If so, wouldn’t people that start strength training in their early teens have a big advantage in terms of overall muscle mass and strength by getting a hyperplasia adaptation in addition to hypertrophy from strength training during their teenage years?

Mark Rippetoe

I don't know.


While not addressing your question exactly. Andy Galpin discusses hyperplasia in general here 39.30 minutes into this video.

James Rodgers

going to leave a gaping hole in your arm.

I got Moderna shot #1 today and other than an overwhelming desire to do Bill Gates' bidding, I feel fine.

I'll report back if it messes with my bench pressing on Friday.

Best of the Forum

Left Hip Discomfort Due to Scoliosis

C. L. Lloyd

As of late, my progress on the squat has been significantly more difficult than any of the other lifts. I’m a 27 year old male that was born with three birth defects; clubbed feet, spinal bifida (which included a tethered spine), and scoliosis. The spinal bifida and scoliosis are located in my lower back (I forget at which vertebrae). I decided I would carefully but consistently strength train in order to strengthen myself for what could be a difficult aging process.

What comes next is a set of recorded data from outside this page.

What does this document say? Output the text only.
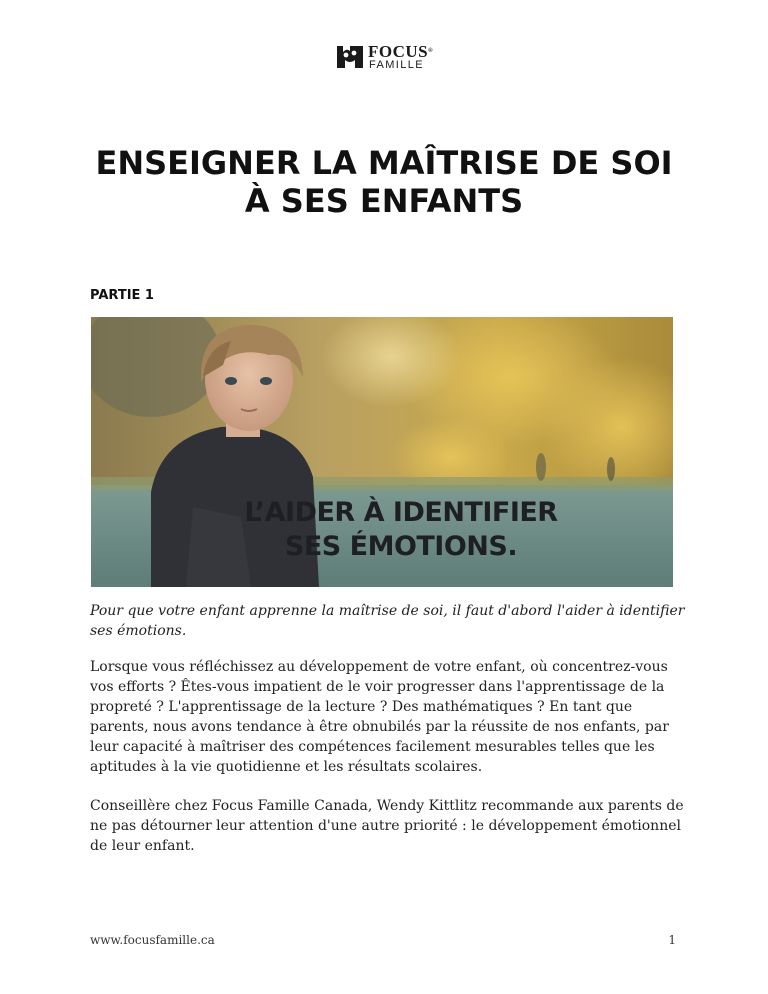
FOCUS®
FAMILLE
ENSEIGNER LA MAÎTRISE DE SOI
À SES ENFANTS
PARTIE 1
L’AIDER À IDENTIFIER
SES ÉMOTIONS.
Pour que votre enfant apprenne la maîtrise de soi, il faut d'abord l'aider à identifier ses émotions.
Lorsque vous réfléchissez au développement de votre enfant, où concentrez-vous vos efforts ? Êtes-vous impatient de le voir progresser dans l'apprentissage de la propreté ? L'apprentissage de la lecture ? Des mathématiques ? En tant que parents, nous avons tendance à être obnubilés par la réussite de nos enfants, par leur capacité à maîtriser des compétences facilement mesurables telles que les aptitudes à la vie quotidienne et les résultats scolaires.
Conseillère chez Focus Famille Canada, Wendy Kittlitz recommande aux parents de ne pas détourner leur attention d'une autre priorité : le développement émotionnel de leur enfant.
www.focusfamille.ca	1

I started relatively low on the squat (95 lbs) because I had never done it. Initially, the progress was smooth and consistent. I understand the progress will slow as the weight increases and I had reduced to 5 lb jumps once I reached 155. However, I noticed that once I surpassed my body weight (about 165 lbs), my left hip began to feel notably uncomfortable.

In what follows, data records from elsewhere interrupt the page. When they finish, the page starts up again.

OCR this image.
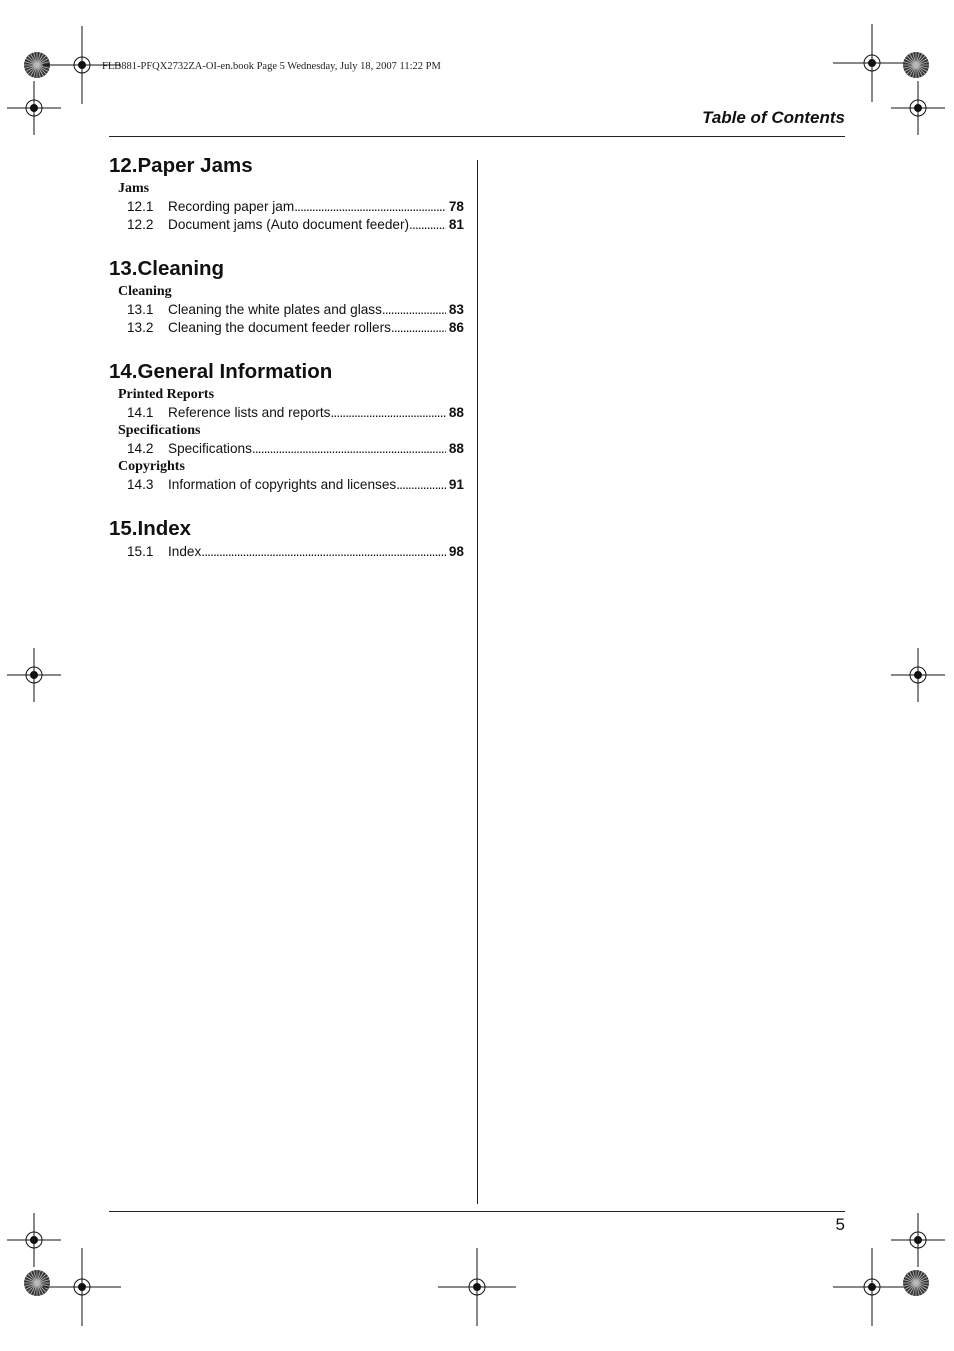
FLB881-PFQX2732ZA-OI-en.book Page 5 Wednesday, July 18, 2007 11:22 PM
Table of Contents
5
12.Paper Jams
Jams
12.1	Recording paper jam . . .	78
12.2	Document jams (Auto document feeder) . . .	81
13.Cleaning
Cleaning
13.1	Cleaning the white plates and glass . . .	83
13.2	Cleaning the document feeder rollers . . .	86
14.General Information
Printed Reports
14.1	Reference lists and reports . . .	88
Specifications
14.2	Specifications . . .	88
Copyrights
14.3	Information of copyrights and licenses . . .	91
15.Index
15.1	Index . . .	98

My spine is curved such that my left hip is lower than my right by about an inch and a half. I wear a lift in my right shoe to compensate for the discrepancy in leg length. However, my hips are never evenly loaded when lifting. At the bottom of the squat, I find it increasingly difficult to drive up and my left hip often feels seriously uncomfortable when doing so. This has made increasing the weight difficult. Thankfully, I have not sustained any sort of injury and the discomfort typically subsides after several hours. I do not experience any hip discomfort as a result of deadlifting. I currently deadlift twice a week and my PR is 205 (which I set last week). I’m wondering if there is anything I can do to continue making progress with the squat while also not injuring my hip.

Mark Rippetoe

Check for this: Leg Length Discrepancy. If you have a 1.5-inch discrepancy at the floor, a lift inside your shoe is pointless. If this can't be corrected, it may be that you cannot squat safely.

David Kirkham

First off let me commend you for wanting to get stronger in the face of so much adversity. A 165 squat is a long way from an empty bar and that deserves serious respect. I wonder if you would be willing to post a picture or two of you standing on different level shims all the way up to a 2 x 4 (which is 1-1/2" wide). You could send the photos from behind to protect privacy if you want. I'd also post a video of you squatting and deadlifting. I'm quite sure Rip will respond to you. He has an AR400 exterior, but he's actually fully annealed on the inside to those who really want to learn.


If the conclusion is made that squatting isn’t safe in this situation, would you recommend any substitute for squats or just continue to do the other lifts? Subs like Leg press, belt squats, etc?

Mark Rippetoe

Heavy leg presses are not good for anybody's low back. The rest depends on the anatomy, which I don't have a picture of.